MuSE is a comprehensive benchmark designed to evaluate solutions for multifaceted multi-modal AI tasks.

## Details

MuSE includes a total of 100 queries, categorized by the number of tasks involved in each query as summarized in the table below.

| Task Type   | No of Queries |
|-------------|---------------|
| Single Task | 25            |
| Two Tasks   | 60            |
| Three Tasks | 15            |

### Data Point Structure

Each data point in the benchmark consists of the following fields:

- **query**: The user query that serves as the input.
- **idx**: Index number of the query.
- **input_types**: The types of input present in the query.
- **output_types**: The type of output expected.
- **domains**: Related domains for the query.
- **tasks**: Specific tasks from the related domains that need to be addressed to find a solution for the query.

### Domains Covered

The queries are related to the following 10 domains:

- Audio
- Image Generation
- Image to Text
- Image to Image
- Machine Translation
- Question Answering
- Summarization
- Text Generation
- Text Classification
- Token Classification

## Suggested Metrics

Evaluation of AI systems using the MuSE benchmark can be based on three key metrics:

1. **Task Selection (TS)**: This metric assesses whether the system accurately identifies the required tasks from the user's query. Correct task selection is crucial for laying the foundation for successful execution and directly affects the relevance of the final output.

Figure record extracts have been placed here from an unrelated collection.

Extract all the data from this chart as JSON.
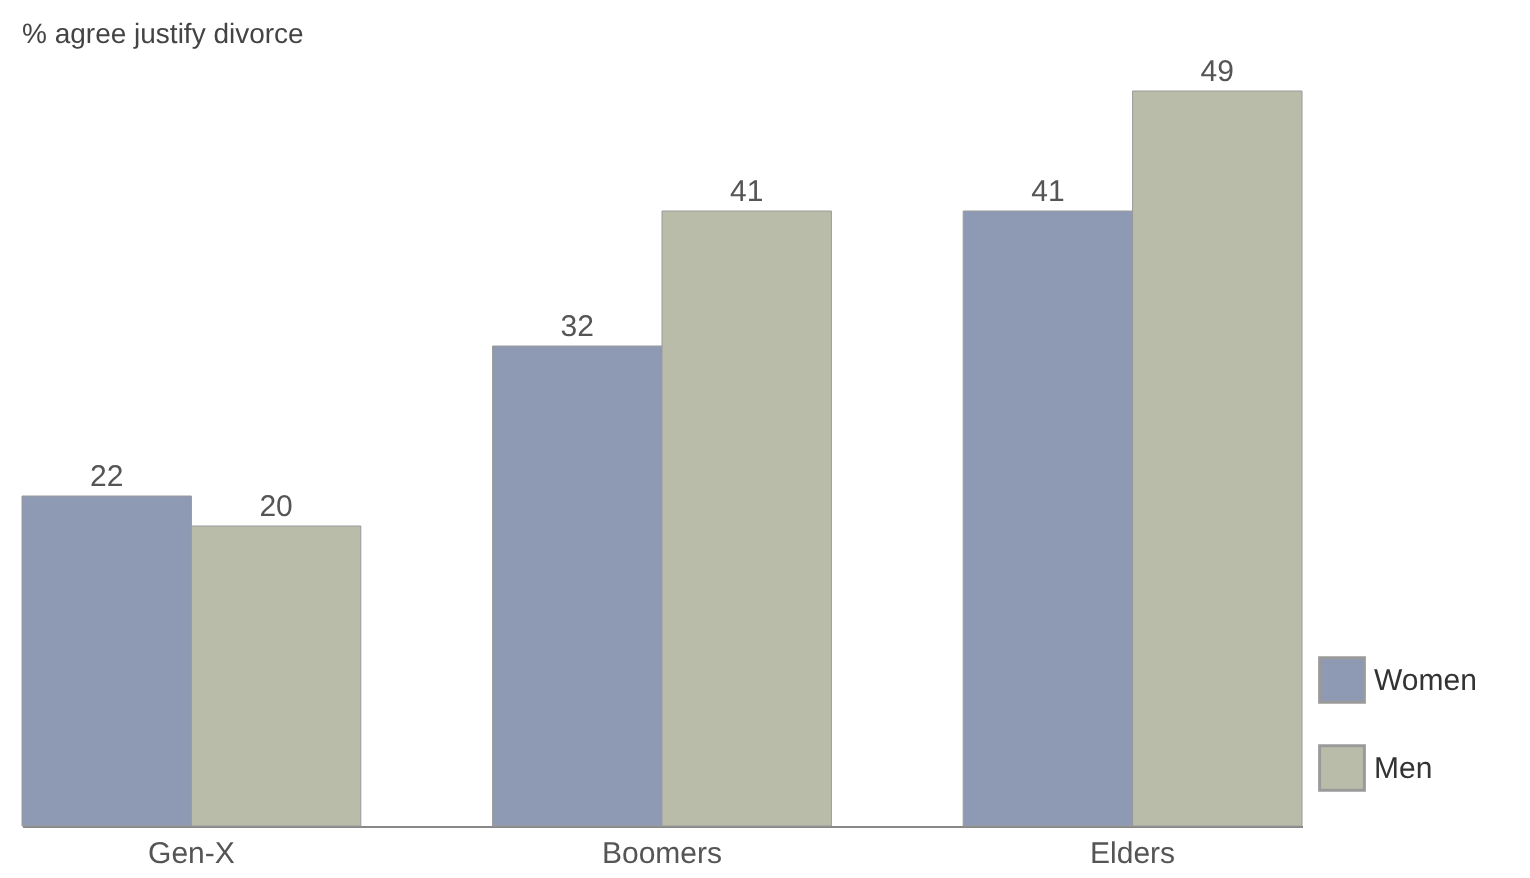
{
  "chart_data": {
    "type": "bar",
    "title": "% agree justify divorce",
    "categories": [
      "Gen-X",
      "Boomers",
      "Elders"
    ],
    "series": [
      {
        "name": "Women",
        "color": "#8e9ab4",
        "values": [
          22,
          32,
          41
        ]
      },
      {
        "name": "Men",
        "color": "#babcaa",
        "values": [
          20,
          41,
          49
        ]
      }
    ],
    "data_labels": true,
    "legend": "bottom right",
    "grid": false
  }
}
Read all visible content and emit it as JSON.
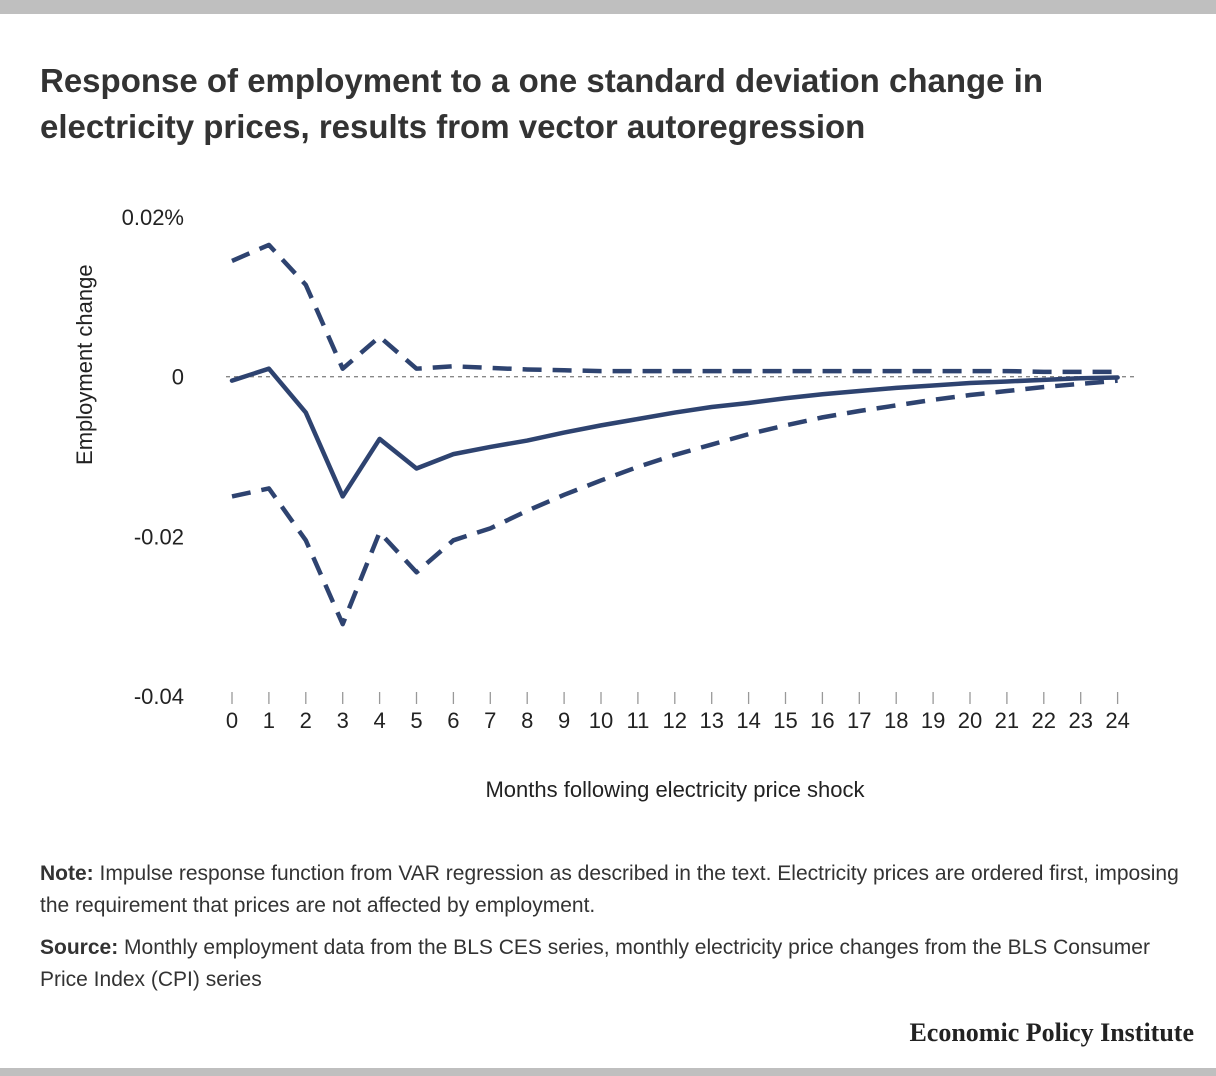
{
  "title": "Response of employment to a one standard deviation change in electricity prices, results from vector autoregression",
  "note_label": "Note:",
  "note_text": "Impulse response function from VAR regression as described in the text. Electricity prices are ordered first, imposing the requirement that prices are not affected by employment.",
  "source_label": "Source:",
  "source_text": "Monthly employment data from the BLS CES series, monthly electricity price changes from the BLS Consumer Price Index (CPI) series",
  "brand": "Economic Policy Institute",
  "chart_data": {
    "type": "line",
    "xlabel": "Months following electricity price shock",
    "ylabel": "Employment change",
    "x": [
      0,
      1,
      2,
      3,
      4,
      5,
      6,
      7,
      8,
      9,
      10,
      11,
      12,
      13,
      14,
      15,
      16,
      17,
      18,
      19,
      20,
      21,
      22,
      23,
      24
    ],
    "ylim": [
      -0.04,
      0.02
    ],
    "yticks": [
      0.02,
      0,
      -0.02,
      -0.04
    ],
    "ytick_labels": [
      "0.02%",
      "0",
      "-0.02",
      "-0.04"
    ],
    "zero_line": true,
    "color": "#2e4370",
    "series": [
      {
        "style": "solid",
        "values": [
          -0.0005,
          0.001,
          -0.0045,
          -0.015,
          -0.0078,
          -0.0115,
          -0.0097,
          -0.0088,
          -0.008,
          -0.007,
          -0.0061,
          -0.0053,
          -0.0045,
          -0.0038,
          -0.0033,
          -0.0027,
          -0.0022,
          -0.0018,
          -0.0014,
          -0.0011,
          -0.0008,
          -0.0006,
          -0.0004,
          -0.0002,
          -0.0001
        ]
      },
      {
        "style": "dashed",
        "values": [
          0.0145,
          0.0165,
          0.0115,
          0.001,
          0.005,
          0.001,
          0.0013,
          0.0011,
          0.0009,
          0.0008,
          0.0007,
          0.0007,
          0.0007,
          0.0007,
          0.0007,
          0.0007,
          0.0007,
          0.0007,
          0.0007,
          0.0007,
          0.0007,
          0.0007,
          0.0006,
          0.0006,
          0.0006
        ]
      },
      {
        "style": "dashed",
        "values": [
          -0.015,
          -0.014,
          -0.0205,
          -0.031,
          -0.0195,
          -0.0245,
          -0.0205,
          -0.019,
          -0.0168,
          -0.0148,
          -0.013,
          -0.0113,
          -0.0098,
          -0.0085,
          -0.0072,
          -0.0061,
          -0.0051,
          -0.0043,
          -0.0036,
          -0.0029,
          -0.0023,
          -0.0018,
          -0.0013,
          -0.0009,
          -0.0005
        ]
      }
    ]
  }
}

2. **Flow of Thought (FoT)**: This metric evaluates the logical sequence and integration of the selected tasks. It ensures that, particularly for multi-task queries involving two or three tasks, the system processes tasks in an order that leads to the desired outcome.

3. **Final Output (O)**: This metric assesses the correctness of the system's final response to the user's query. It includes evaluating the accuracy of answers, the relevance of generated content, and the overall satisfaction of the user's intent.